Job Title: Perception Engineer (Client: Mitsubishi Electric)
Location: Detroit, MI (5 days a week, onsite)
Rate: As per market standard
Client: Mitsubishi Electric
Job description
Design and implement advanced perception algorithms for autonomous vehicles using LiDAR, cameras, radar, and GNSS.
Develop and optimize sensor fusion techniques to combine data from multiple sensors, improving the accuracy and reliability of perception systems.
Create algorithms for object detection, tracking, semantic segmentation, and classification from 3D point clouds (LiDAR) and camera data.
Develop sensor calibration techniques (intrinsic and extrinsic) and coordinate transformations between sensors.
Develop robust perception algorithms that maintain performance in adverse weather conditions such as rain, snow, fog, and low-light scenarios.
Participate in real-time systems design and optimization to meet the high-performance requirements of autonomous driving.
Work with ROS2 for integration and deployment of perception algorithms.
Develop, test, and deploy machine learning models for perception tasks such as object detection and tracking.
Collaborate with cross-functional teams to integrate perception algorithms into larger autonomous systems.
Stay up-to-date with industry trends and emerging technologies to innovate and improve perception systems.
What You Will Bring:
Minimum 3+ years of experience in sensor calibration, multi-sensor fusion, or related domains.
Strong foundation in linear algebra, 3D geometry, coordinate frames, quaternions, probability, Bayesian filtering, and data association.
Hands-on experience with intrinsic and extrinsic calibration of LiDAR, cameras, and radar, including geometric calibration, coordinate transforms, and sensor synchronization.
Proven experience with perception algorithms for autonomous systems, particularly in the areas of LiDAR, camera, radar, GNSS, or other sensor modalities.
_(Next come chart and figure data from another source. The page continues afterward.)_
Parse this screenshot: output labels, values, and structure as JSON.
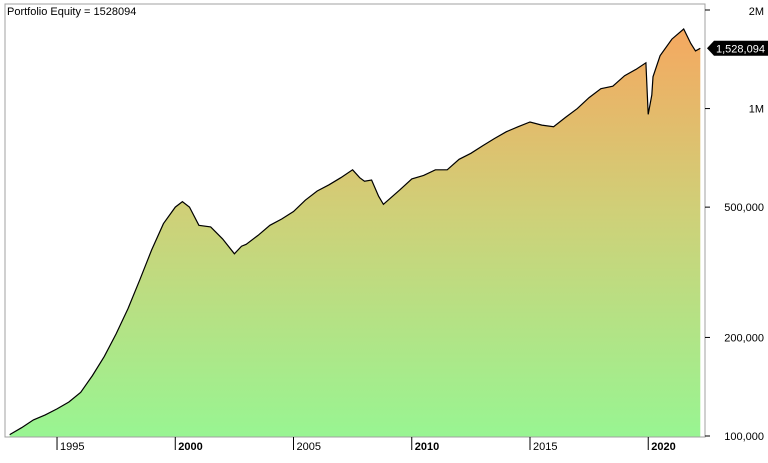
{
  "chart_data": {
    "type": "area",
    "title": "Portfolio Equity = 1528094",
    "y_scale": "log",
    "ylim": [
      100000,
      2000000
    ],
    "xlim": [
      1992.8,
      2022.4
    ],
    "y_ticks": [
      {
        "value": 2000000,
        "label": "2M"
      },
      {
        "value": 1000000,
        "label": "1M"
      },
      {
        "value": 500000,
        "label": "500,000"
      },
      {
        "value": 200000,
        "label": "200,000"
      },
      {
        "value": 100000,
        "label": "100,000"
      }
    ],
    "x_ticks": [
      {
        "value": 1995,
        "label": "1995",
        "major": false
      },
      {
        "value": 2000,
        "label": "2000",
        "major": true
      },
      {
        "value": 2005,
        "label": "2005",
        "major": false
      },
      {
        "value": 2010,
        "label": "2010",
        "major": true
      },
      {
        "value": 2015,
        "label": "2015",
        "major": false
      },
      {
        "value": 2020,
        "label": "2020",
        "major": true
      }
    ],
    "last_value_label": "1,528,094",
    "gradient": {
      "top": "#f5a860",
      "middle": "#cfd078",
      "bottom": "#98f592"
    },
    "line_color": "#000000",
    "series": [
      {
        "x": [
          1993.0,
          1993.5,
          1994.0,
          1994.5,
          1995.0,
          1995.5,
          1996.0,
          1996.5,
          1997.0,
          1997.5,
          1998.0,
          1998.5,
          1999.0,
          1999.5,
          2000.0,
          2000.3,
          2000.6,
          2001.0,
          2001.5,
          2002.0,
          2002.5,
          2002.8,
          2003.0,
          2003.5,
          2004.0,
          2004.5,
          2005.0,
          2005.5,
          2006.0,
          2006.5,
          2007.0,
          2007.5,
          2007.8,
          2008.0,
          2008.3,
          2008.6,
          2008.8,
          2009.0,
          2009.5,
          2010.0,
          2010.5,
          2011.0,
          2011.5,
          2012.0,
          2012.5,
          2013.0,
          2013.5,
          2014.0,
          2014.5,
          2015.0,
          2015.5,
          2016.0,
          2016.5,
          2017.0,
          2017.5,
          2018.0,
          2018.5,
          2019.0,
          2019.5,
          2019.9,
          2020.0,
          2020.15,
          2020.2,
          2020.5,
          2021.0,
          2021.5,
          2021.8,
          2022.0,
          2022.2
        ],
        "y": [
          101000,
          106000,
          112000,
          116000,
          121000,
          127000,
          136000,
          153000,
          175000,
          205000,
          245000,
          300000,
          370000,
          445000,
          500000,
          520000,
          500000,
          440000,
          435000,
          400000,
          360000,
          380000,
          385000,
          410000,
          440000,
          460000,
          485000,
          525000,
          560000,
          585000,
          615000,
          650000,
          615000,
          600000,
          605000,
          540000,
          510000,
          525000,
          565000,
          610000,
          625000,
          650000,
          650000,
          700000,
          730000,
          770000,
          810000,
          850000,
          880000,
          910000,
          890000,
          880000,
          940000,
          1000000,
          1080000,
          1150000,
          1170000,
          1260000,
          1320000,
          1380000,
          960000,
          1100000,
          1250000,
          1450000,
          1630000,
          1750000,
          1580000,
          1500000,
          1528094
        ]
      }
    ]
  }
}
Deep understanding of LiDAR technology, point cloud data structures, and processing techniques; experience with PCL or Open3D.
Proficiency in sensor fusion for combining data from LiDAR, camera, radar, and GNSS, including handling time synchronization and motion distortion.
Solid background in computer vision techniques; experience with OpenCV and object detection models such as YOLO, Faster R-CNN, or SSD.
Experience with deep learning frameworks (TensorFlow or PyTorch) for object detection and tracking tasks.
Hands-on experience with multi-object tracking algorithms such as SORT, DeepSORT, Kalman Filters, UKF, IMM, or JPDA.
Strong programming skills in C++ and Python; familiarity with geometric optimization libraries.
Familiarity with ROS2 for perception-based autonomous systems development.
Experience with parallel computing for real-time performance optimization (e.g., CUDA, OpenCL).